I’ve dealt with anxiety for most of my life and this situation wreaked havoc on my mind. As someone who already struggled with overthinking and excessive worrying, I was now consumed by my thoughts. I overanalyzed every interaction with my husband and obsessed over the unknowns. I was devastated by the idea that I would miss half my daughter’s life to shared custody if we divorced. My self-esteem plummeted as I considered why I wasn’t good enough for him anymore.
Starting Therapy
Even though my husband was not willing to join me, I decided to seek therapy on my own. At the very least, I figured, I could talk about our issues with a professional and work on my side of the relationship. I loved my time in therapy. I learned things about myself that shed light on my own anxiety and discovered some useful coping techniques.
My therapist helped me understand why I become highly irritated by spontaneity or changed plans (loss of/need to control), why I repeat conversations in my head to the point of frustration and exhaustion (rumination) and why I have vivid, morbid daydreams about my loved ones (my fear of losing them). Though I had always known my constant worrying, restlessness and inability to concentrate were signs of anxiety, I hadn’t put together all the ways anxiety impacts my daily life.

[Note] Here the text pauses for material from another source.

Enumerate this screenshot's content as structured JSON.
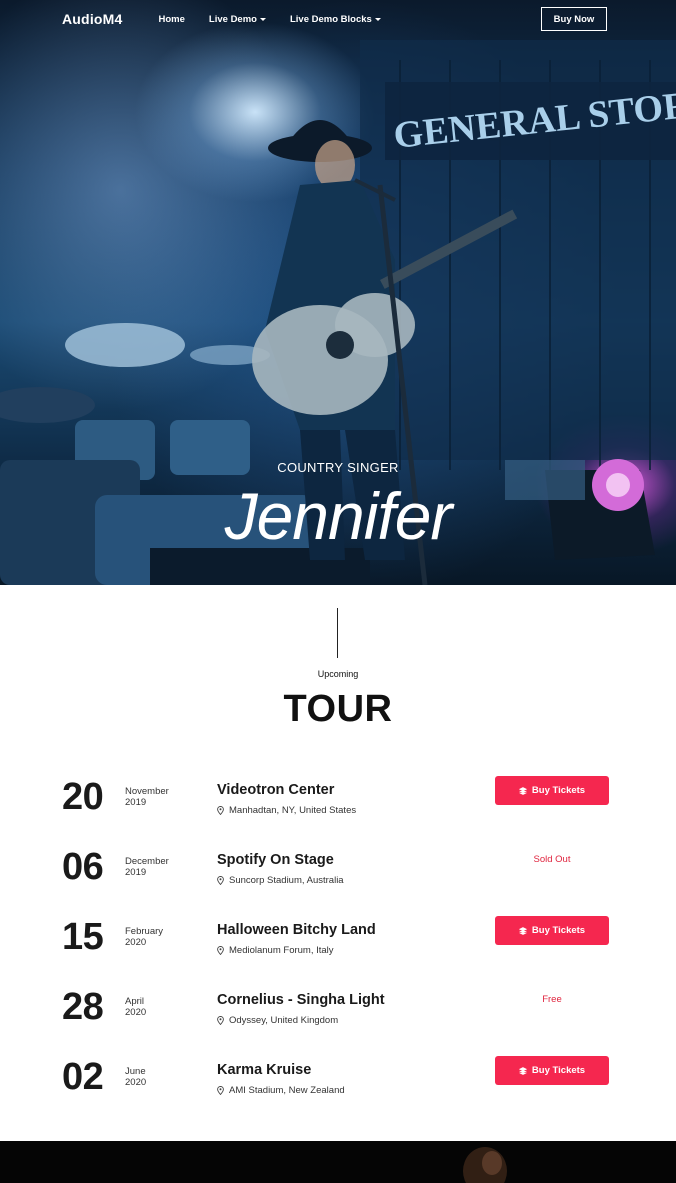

Realizing this fact, and discovering the root of my anxiety, helped me to better manage my symptoms. Instead of getting angry and frustrated when plans changed suddenly, I forced myself to pause before responding. I acknowledged my fear of change and loss of control, and I learned to think through situations to determine if they were as serious as they felt to me. Most often, they weren’t, and I just needed a moment to process.
Going to therapy helped me get through the three years that my husband’s symptoms lasted. That period felt like a dark cloud was hanging over my house. I would come home and sit in my car, staring at the place where I was supposed to feel happy and safe. Instead, I would feel dread wash over me. I would hesitate going inside, knowing I would see my partner in pain.

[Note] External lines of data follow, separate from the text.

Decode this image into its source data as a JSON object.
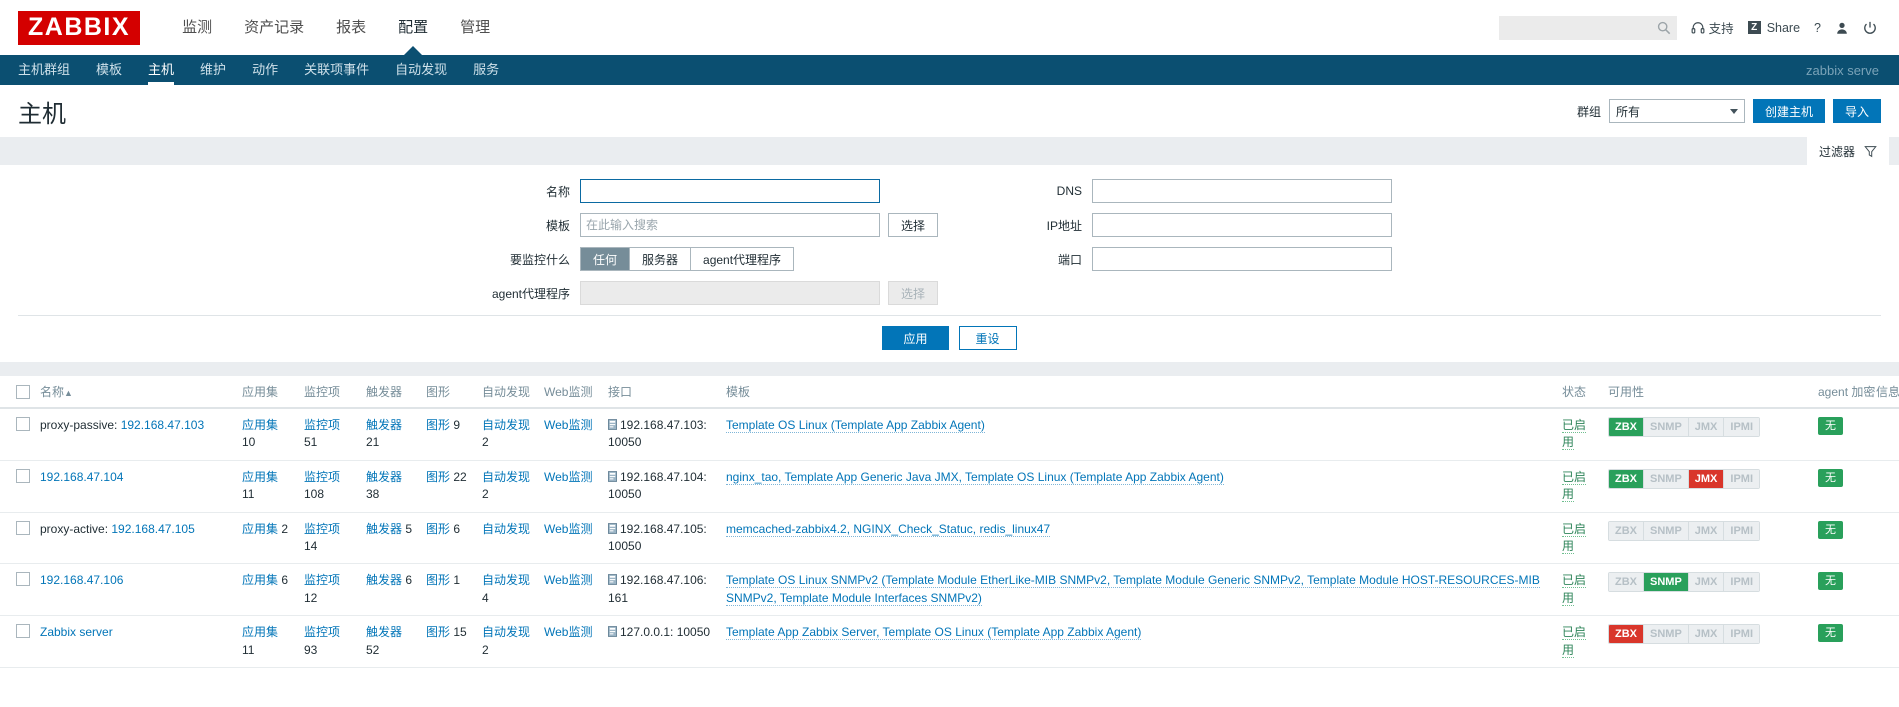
{
  "brand": {
    "logo": "ZABBIX"
  },
  "topnav": {
    "items": [
      {
        "label": "监测",
        "selected": false
      },
      {
        "label": "资产记录",
        "selected": false
      },
      {
        "label": "报表",
        "selected": false
      },
      {
        "label": "配置",
        "selected": true
      },
      {
        "label": "管理",
        "selected": false
      }
    ],
    "search_placeholder": "",
    "search_value": "",
    "support_label": "支持",
    "share_label": "Share",
    "share_badge": "Z",
    "help_label": "?",
    "user_icon": "user-icon",
    "signout_icon": "power-icon"
  },
  "subnav": {
    "items": [
      {
        "label": "主机群组",
        "selected": false
      },
      {
        "label": "模板",
        "selected": false
      },
      {
        "label": "主机",
        "selected": true
      },
      {
        "label": "维护",
        "selected": false
      },
      {
        "label": "动作",
        "selected": false
      },
      {
        "label": "关联项事件",
        "selected": false
      },
      {
        "label": "自动发现",
        "selected": false
      },
      {
        "label": "服务",
        "selected": false
      }
    ],
    "server_name": "zabbix serve"
  },
  "page": {
    "title": "主机",
    "group_label": "群组",
    "group_value": "所有",
    "create_host_label": "创建主机",
    "import_label": "导入",
    "filter_tab_label": "过滤器"
  },
  "filter": {
    "name_label": "名称",
    "name_value": "",
    "template_label": "模板",
    "template_placeholder": "在此输入搜索",
    "template_select_label": "选择",
    "monitored_by_label": "要监控什么",
    "monitored_by_options": [
      "任何",
      "服务器",
      "agent代理程序"
    ],
    "monitored_by_selected": "任何",
    "proxy_label": "agent代理程序",
    "proxy_value": "",
    "proxy_select_label": "选择",
    "dns_label": "DNS",
    "dns_value": "",
    "ip_label": "IP地址",
    "ip_value": "",
    "port_label": "端口",
    "port_value": "",
    "apply_label": "应用",
    "reset_label": "重设"
  },
  "table": {
    "headers": [
      "名称",
      "应用集",
      "监控项",
      "触发器",
      "图形",
      "自动发现",
      "Web监测",
      "接口",
      "模板",
      "状态",
      "可用性",
      "agent 加密",
      "信息"
    ],
    "sort_indicator": "▲",
    "rows": [
      {
        "name_prefix": "proxy-passive: ",
        "name": "192.168.47.103",
        "name_is_link": true,
        "applications": "应用集",
        "applications_count": "10",
        "items": "监控项",
        "items_count": "51",
        "triggers": "触发器",
        "triggers_count": "21",
        "graphs": "图形",
        "graphs_count": "9",
        "discovery": "自动发现",
        "discovery_count": "2",
        "web": "Web监测",
        "interface": "192.168.47.103: 10050",
        "templates": "Template OS Linux (Template App Zabbix Agent)",
        "status": "已启用",
        "availability": [
          {
            "label": "ZBX",
            "state": "ok"
          },
          {
            "label": "SNMP",
            "state": "off"
          },
          {
            "label": "JMX",
            "state": "off"
          },
          {
            "label": "IPMI",
            "state": "off"
          }
        ],
        "encryption": "无",
        "info": ""
      },
      {
        "name_prefix": "",
        "name": "192.168.47.104",
        "name_is_link": true,
        "applications": "应用集",
        "applications_count": "11",
        "items": "监控项",
        "items_count": "108",
        "triggers": "触发器",
        "triggers_count": "38",
        "graphs": "图形",
        "graphs_count": "22",
        "discovery": "自动发现",
        "discovery_count": "2",
        "web": "Web监测",
        "interface": "192.168.47.104: 10050",
        "templates": "nginx_tao, Template App Generic Java JMX, Template OS Linux (Template App Zabbix Agent)",
        "status": "已启用",
        "availability": [
          {
            "label": "ZBX",
            "state": "ok"
          },
          {
            "label": "SNMP",
            "state": "off"
          },
          {
            "label": "JMX",
            "state": "bad"
          },
          {
            "label": "IPMI",
            "state": "off"
          }
        ],
        "encryption": "无",
        "info": ""
      },
      {
        "name_prefix": "proxy-active: ",
        "name": "192.168.47.105",
        "name_is_link": true,
        "applications": "应用集",
        "applications_count": "2",
        "items": "监控项",
        "items_count": "14",
        "triggers": "触发器",
        "triggers_count": "5",
        "graphs": "图形",
        "graphs_count": "6",
        "discovery": "自动发现",
        "discovery_count": "",
        "web": "Web监测",
        "interface": "192.168.47.105: 10050",
        "templates": "memcached-zabbix4.2, NGINX_Check_Statuc, redis_linux47",
        "status": "已启用",
        "availability": [
          {
            "label": "ZBX",
            "state": "off"
          },
          {
            "label": "SNMP",
            "state": "off"
          },
          {
            "label": "JMX",
            "state": "off"
          },
          {
            "label": "IPMI",
            "state": "off"
          }
        ],
        "encryption": "无",
        "info": ""
      },
      {
        "name_prefix": "",
        "name": "192.168.47.106",
        "name_is_link": true,
        "applications": "应用集",
        "applications_count": "6",
        "items": "监控项",
        "items_count": "12",
        "triggers": "触发器",
        "triggers_count": "6",
        "graphs": "图形",
        "graphs_count": "1",
        "discovery": "自动发现",
        "discovery_count": "4",
        "web": "Web监测",
        "interface": "192.168.47.106: 161",
        "templates": "Template OS Linux SNMPv2 (Template Module EtherLike-MIB SNMPv2, Template Module Generic SNMPv2, Template Module HOST-RESOURCES-MIB SNMPv2, Template Module Interfaces SNMPv2)",
        "status": "已启用",
        "availability": [
          {
            "label": "ZBX",
            "state": "off"
          },
          {
            "label": "SNMP",
            "state": "ok"
          },
          {
            "label": "JMX",
            "state": "off"
          },
          {
            "label": "IPMI",
            "state": "off"
          }
        ],
        "encryption": "无",
        "info": ""
      },
      {
        "name_prefix": "",
        "name": "Zabbix server",
        "name_is_link": true,
        "applications": "应用集",
        "applications_count": "11",
        "items": "监控项",
        "items_count": "93",
        "triggers": "触发器",
        "triggers_count": "52",
        "graphs": "图形",
        "graphs_count": "15",
        "discovery": "自动发现",
        "discovery_count": "2",
        "web": "Web监测",
        "interface": "127.0.0.1: 10050",
        "templates": "Template App Zabbix Server, Template OS Linux (Template App Zabbix Agent)",
        "status": "已启用",
        "availability": [
          {
            "label": "ZBX",
            "state": "bad"
          },
          {
            "label": "SNMP",
            "state": "off"
          },
          {
            "label": "JMX",
            "state": "off"
          },
          {
            "label": "IPMI",
            "state": "off"
          }
        ],
        "encryption": "无",
        "info": ""
      }
    ]
  },
  "colors": {
    "brand_red": "#d40000",
    "nav_blue": "#0b4f71",
    "link_blue": "#0275b8",
    "ok_green": "#29a05b",
    "bad_red": "#d9362b"
  }
}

Additionally, I would have to pick up all the slack, maintaining the house, caring for the baby and caring for my husband. I was exhausted — mentally, physically and emotionally. Many days, I was ready to give up. I would think to myself, “just get through today, sleep on it, reevaluate tomorrow.”
Why We Need to Reduce Stigma
After about two years, I started to see glimpses of the man I used to know. They didn’t appear often, but they were there. Then one day, after confronting him about some debt I discovered, he finally broke and admitted he had gotten into online gambling and lost a lot of money. On top of that, he was severely unhappy at his job. He felt like a failure.
I had spent so much time overthinking and overanalyzing that it was a relief to finally have some concrete answers. Though I was grateful he had opened up, and I felt hopeful things would get better, I was also afraid and unsure. Two years of uncertainty and worrying had taken a toll on me.
I suggested again that we go to therapy. He still wasn't convinced. I truly wished he would go with me, so we could have a professional to talk to and guide us on how to move forward. Even though he said no, we still actively worked together on our relationship and his health.
We still do not use labels to describe his mental health. If I mention the term “depression,” he’ll avert his eyes and brush it off. I believe he may feel uncomfortable and ashamed, largely due to the enduring stigma surrounding mental illness. I frequently think about how perhaps more people would seek help if, as a society, we were more open about mental illness and more vocal that mental health is not a sign of weakness. If my husband had sought help from a professional, his symptoms may not have lasted as long or impacted me the way they did.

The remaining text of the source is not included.